Les organes sensoriels, la peau en particulier, en sont l’interface, et les sensations que le corps sait générer sont ce langage primal, vital et infiniment riche et nuancé.
On ne peut faire taire un corps, comme on ne saurait faire taire un inconscient.
L’inconscient sait parler, contourner les interdits, les refoulements, par la voie royale des rêves (que sait remonter en sens inverse le psychanalyste), les propos plus frustres et moins hermétiques peut-être des actes manqués, des lapsus, des jeux de mots, des oublis…
Les somatisations du corps ce sont ses « contorsions », ses détours, ses codes – nous revoilà aux langages – pour parvenir quand même à nous dire, ce qu’il doit « sortir », « exprimer » pour s’en libérer.
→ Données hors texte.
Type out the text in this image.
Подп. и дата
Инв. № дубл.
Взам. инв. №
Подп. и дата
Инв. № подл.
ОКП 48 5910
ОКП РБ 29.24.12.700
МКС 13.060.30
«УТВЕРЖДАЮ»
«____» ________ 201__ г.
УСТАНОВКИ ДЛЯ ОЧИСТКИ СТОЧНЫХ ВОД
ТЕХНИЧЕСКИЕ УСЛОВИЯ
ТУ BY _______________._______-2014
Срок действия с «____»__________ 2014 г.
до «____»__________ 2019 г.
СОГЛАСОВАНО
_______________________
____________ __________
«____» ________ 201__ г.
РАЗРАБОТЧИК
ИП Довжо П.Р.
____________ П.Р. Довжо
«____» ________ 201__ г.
Le tout petit ne comprendra pas ces mots ? Peu importe ! Il reconnaîtra la « musique », la tonalité heureuse ou désolée, compatissante – pour lui – de vos mots à vous, de ces commentaires vrais, sincères, et « affectifs », que vous faites à chaud de l’évènement que lui seul vient de vivre, de ressentir dans son corps, ou vous que vous seul(e), ou vous deux ou tous ensemble venez d’éprouver.